Branching is the solution. When you release a version of the code, you “branch” it into a support branch.
Looking at the timeline:
-------------- 1.0 Work
turns into
------------ 1.0 Release ---------- 2.0
\
\------ 1.0 Bug Fix Branch
Now you can get the newest version of the deployed code off of the maintenance branch, or the newest version of the next version off of the main (“head”) line.
At the point you release A.05, you just forget that the A.03 branch exists and make another branch for A.05 maintenance, so it would look like:
----- 1.0 Release ------------ 2.0 Release ----- New Features
\ \
\------ 1.0 Branch \---- 2.0 Bug Fix Branch
What else can you use branches for?
Branches are useful for all sorts of things other than just release management.
One of those uses is doing feature branches. Say you are working on the fancy new A.06 release, and need to rip out some of the guts of the code in order to get the code how you need it. If this takes two weeks, and you are following the best practice of checking in code early and often, you’ll break the code for all of the other developers during that time, who are relying on a working component to continue testing their new work against.

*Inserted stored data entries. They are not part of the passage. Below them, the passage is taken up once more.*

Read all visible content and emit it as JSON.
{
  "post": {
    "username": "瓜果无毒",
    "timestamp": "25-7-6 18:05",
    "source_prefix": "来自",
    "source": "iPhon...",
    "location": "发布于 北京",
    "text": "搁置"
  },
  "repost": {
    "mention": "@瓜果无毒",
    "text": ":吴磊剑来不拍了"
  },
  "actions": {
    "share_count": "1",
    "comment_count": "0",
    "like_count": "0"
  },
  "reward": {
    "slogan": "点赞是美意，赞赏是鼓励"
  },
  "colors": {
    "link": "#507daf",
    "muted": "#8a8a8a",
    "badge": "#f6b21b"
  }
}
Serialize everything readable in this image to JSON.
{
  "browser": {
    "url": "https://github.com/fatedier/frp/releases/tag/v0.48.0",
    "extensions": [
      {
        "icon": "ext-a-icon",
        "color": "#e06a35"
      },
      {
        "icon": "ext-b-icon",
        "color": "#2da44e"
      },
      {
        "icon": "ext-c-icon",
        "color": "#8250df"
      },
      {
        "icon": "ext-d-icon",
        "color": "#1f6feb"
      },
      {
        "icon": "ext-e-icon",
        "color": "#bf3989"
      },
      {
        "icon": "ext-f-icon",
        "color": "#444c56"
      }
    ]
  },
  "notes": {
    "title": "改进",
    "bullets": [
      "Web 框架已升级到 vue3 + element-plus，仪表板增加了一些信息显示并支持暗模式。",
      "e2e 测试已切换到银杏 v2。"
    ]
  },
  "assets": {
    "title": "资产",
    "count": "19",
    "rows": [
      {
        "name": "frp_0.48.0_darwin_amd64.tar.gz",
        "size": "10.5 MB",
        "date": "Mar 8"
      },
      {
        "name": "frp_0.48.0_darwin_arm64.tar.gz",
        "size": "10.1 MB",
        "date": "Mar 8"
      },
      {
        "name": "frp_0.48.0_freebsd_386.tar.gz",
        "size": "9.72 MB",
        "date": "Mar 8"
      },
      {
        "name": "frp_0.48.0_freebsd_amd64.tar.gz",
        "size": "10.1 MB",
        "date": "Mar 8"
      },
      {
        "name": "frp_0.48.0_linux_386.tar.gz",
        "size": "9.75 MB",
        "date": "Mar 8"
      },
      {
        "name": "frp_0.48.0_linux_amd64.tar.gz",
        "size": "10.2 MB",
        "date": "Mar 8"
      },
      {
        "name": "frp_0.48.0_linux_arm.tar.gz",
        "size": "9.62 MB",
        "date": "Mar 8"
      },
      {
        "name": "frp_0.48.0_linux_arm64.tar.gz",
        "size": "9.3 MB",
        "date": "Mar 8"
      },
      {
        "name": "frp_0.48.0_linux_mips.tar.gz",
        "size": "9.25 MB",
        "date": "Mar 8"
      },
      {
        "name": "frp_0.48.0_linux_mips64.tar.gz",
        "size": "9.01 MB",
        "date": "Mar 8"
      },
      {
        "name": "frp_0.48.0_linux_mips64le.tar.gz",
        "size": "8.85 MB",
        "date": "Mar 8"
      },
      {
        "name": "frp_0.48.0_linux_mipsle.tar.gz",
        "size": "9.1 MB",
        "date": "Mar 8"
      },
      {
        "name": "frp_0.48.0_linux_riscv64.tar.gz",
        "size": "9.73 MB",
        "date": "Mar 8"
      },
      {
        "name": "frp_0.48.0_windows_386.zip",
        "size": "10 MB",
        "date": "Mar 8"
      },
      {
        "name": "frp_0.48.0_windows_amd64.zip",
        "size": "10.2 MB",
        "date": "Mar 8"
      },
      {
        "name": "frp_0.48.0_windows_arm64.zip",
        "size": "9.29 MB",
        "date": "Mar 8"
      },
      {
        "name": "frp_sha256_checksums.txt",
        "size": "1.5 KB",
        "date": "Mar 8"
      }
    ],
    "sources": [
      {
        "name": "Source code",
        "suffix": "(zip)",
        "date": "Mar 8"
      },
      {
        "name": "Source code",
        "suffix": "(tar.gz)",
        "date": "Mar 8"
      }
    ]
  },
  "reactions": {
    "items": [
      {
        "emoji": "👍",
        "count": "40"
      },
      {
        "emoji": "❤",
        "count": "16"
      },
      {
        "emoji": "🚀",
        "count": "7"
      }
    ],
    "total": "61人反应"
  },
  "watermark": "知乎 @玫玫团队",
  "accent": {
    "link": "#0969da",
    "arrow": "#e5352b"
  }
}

What you do is a feature branch. This looks like:
------- Work --------- Other work ------- Merge Point
\ /
\-------- Disruptive feature ----/
This shows another feature of branches. You can merge between them. At the end of your feature branch, when you have a nice, tested chunk of code you merge it back into the mainline development and integrate it with the rest of the code. Chances are higher of conflicts here than in the stepping on toes case described in merging up above, but it is exactly the same process.
Bug fixes can also be merged across branches in the Bug Fix branch scenario as well, to avoid losing a fix after you’ve done it. Basically, you fix and deploy off of the branch, then merge that fix back into the mainline development. This keeps both branches in sync, without having to duplicate work.
Best Practices
- Check in early, and often. Keep the code in the repository for everybody to see. Each check in should reflect only one thing, one bug fix, one CR, one very small feature.
- Check out your code often. This just gets a fresh copy of what everybody else is working on.
- Give good commit messages. This lets other developers know what you changed without digging into the code
- Tag everything that makes sense, too many is much better than too few
- Branch on releases to keep a bug fix branch handy
- Don’t duplicate what the repository does for you. It manages history very well, there is no reason to leave “commented out code, since I might need it later” in the repository, when you can pull it up at any time in the future. Embrace the delete key. Don’t mark the code with comments with the CR number (it should be in the commit message) for your change.